Kecaman Al-Quran Terhadap Perilaku Korupsi: Tafsir Surat Ali-Imran Ayat 161

Tafsir Surat Ali-Imran Ayat 161: perilaku korupsi
Tafsir Surat Ali-Imran Ayat 161: perilaku korupsi

Korupsi akhir-akhir ini menjadi trending topic  di media masa Indonesia pasca operasi tangkap tangan KPK yang mencatut dua Menteri Kabinet Indonesia  Maju. Masing-masing  dari menteri tersebut terjerat kasus  dugaan suap terkait izin ekspor benih lobster dan  suap pengadaan bantuan sosial penanganan covid-19.  Hal ini tentunya menuai kecaman dari berbagai pihak termasuk jika kita telusuri lebih dalam Al-Quranpun terlebih dahulu turut mengecam perilaku nista ini sebagaimana pada surat Ali-Imran ayat 161.

Mengenal Perilaku Korupsi

Secara bahasa korupsi berasal dari bahasa latin Corruption yang berarti busuk, rusak, menggoyahkan, memutar balik, dan menyogok. Dalam KBBI korupsi dimaknai sebagai sebuah penyelewengan atau penggelapan (uang negara atau perusahaan) untuk kepentingan pribadi atau orang lain. Secara mudah bisa kita simpulkan bahwa korupsi tidaklah terlepas dari dua ciri utamanya yakni, suatu penghianatan terhadap kepercayaan dan pemanfaatan harta orang lain yang bukan haknya untuk kepentingan diri sendiri atau kelompok.

Baca juga: Tafsir Surat Yasin ayat 18-19: Islam Menolak Kepercayaan Sial

Dalam catatan sejarah Islam sendiri korupsi pernah terjadi pada masa Nabi Saw, diantaranya adalah kisah Karkirah sebagaimana yang diriwayatkan oleh Imam Bukhari. Karkirah adalah seorang pembawa barang-barang Nabi Saw ketika perang, singkat cerita ia mati dalam sebuah peperangan, lalu Nabi Saw mengatakan kepada para sahabat “ia masuk neraka”. Kemudian para sahabat memeriksanya, ternyata mereka mendapatkan sehelai pakaian yang ia korup dari ghanimah (harta rampasan perang).

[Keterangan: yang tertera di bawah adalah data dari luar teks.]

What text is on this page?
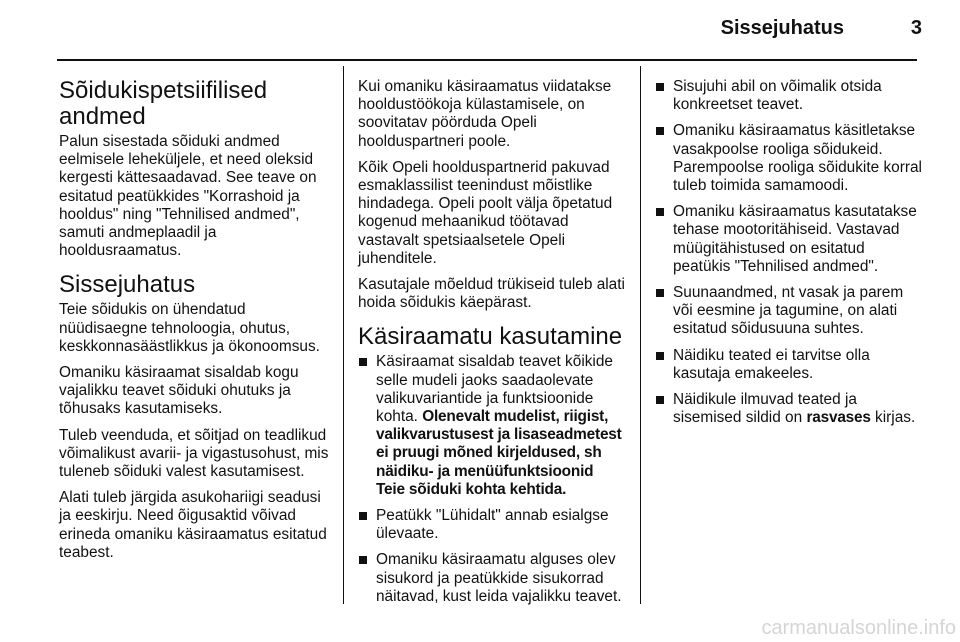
Sissejuhatus	3
Sõidukispetsiifilised andmed

Palun sisestada sõiduki andmed eelmisele leheküljele, et need oleksid kergesti kättesaadavad. See teave on esitatud peatükkides "Korrashoid ja hooldus" ning "Tehnilised andmed", samuti andmeplaadil ja hooldusraamatus.

Sissejuhatus

Teie sõidukis on ühendatud nüüdisaegne tehnoloogia, ohutus, keskkonnasäästlikkus ja ökonoomsus.

Omaniku käsiraamat sisaldab kogu vajalikku teavet sõiduki ohutuks ja tõhusaks kasutamiseks.

Tuleb veenduda, et sõitjad on teadlikud võimalikust avarii- ja vigastusohust, mis tuleneb sõiduki valest kasutamisest.

Alati tuleb järgida asukohariigi seadusi ja eeskirju. Need õigusaktid võivad erineda omaniku käsiraamatus esitatud teabest.

Kui omaniku käsiraamatus viidatakse hooldustöökoja külastamisele, on soovitatav pöörduda Opeli hoolduspartneri poole.

Kõik Opeli hoolduspartnerid pakuvad esmaklassilist teenindust mõistlike hindadega. Opeli poolt välja õpetatud kogenud mehaanikud töötavad vastavalt spetsiaalsetele Opeli juhenditele.

Kasutajale mõeldud trükiseid tuleb alati hoida sõidukis käepärast.

Käsiraamatu kasutamine
Käsiraamat sisaldab teavet kõikide selle mudeli jaoks saadaolevate valikuvariantide ja funktsioonide kohta. Olenevalt mudelist, riigist, valikvarustusest ja lisaseadmetest ei pruugi mõned kirjeldused, sh näidiku- ja menüüfunktsioonid Teie sõiduki kohta kehtida.
Peatükk "Lühidalt" annab esialgse ülevaate.
Omaniku käsiraamatu alguses olev sisukord ja peatükkide sisukorrad näitavad, kust leida vajalikku teavet.
Sisujuhi abil on võimalik otsida konkreetset teavet.
Omaniku käsiraamatus käsitletakse vasakpoolse rooliga sõidukeid. Parempoolse rooliga sõidukite korral tuleb toimida samamoodi.
Omaniku käsiraamatus kasutatakse tehase mootoritähiseid. Vastavad müügitähistused on esitatud peatükis "Tehnilised andmed".
Suunaandmed, nt vasak ja parem või eesmine ja tagumine, on alati esitatud sõidusuuna suhtes.
Näidiku teated ei tarvitse olla kasutaja emakeeles.
Näidikule ilmuvad teated ja sisemised sildid on rasvases kirjas.
carmanualsonline.info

Begitu pula pada masa Khulafa ar-Rasyidin tepatnya pada masa pemerintahan Umar bin Khattab. Pada masa ini nampaknya juga telah ditemui berbagai upaya praktik korupsi. Asumsi ini dikuatkan dengan usaha Umar yang memerintahkan seorang sahabat yang bernama Maslamah untuk mengawasi harta kekayaan para pejabat pemerintahan. Hal ini kiranya tidak mungkin dilakukan jika saat itu tidak ada indikasi perilaku korupsi.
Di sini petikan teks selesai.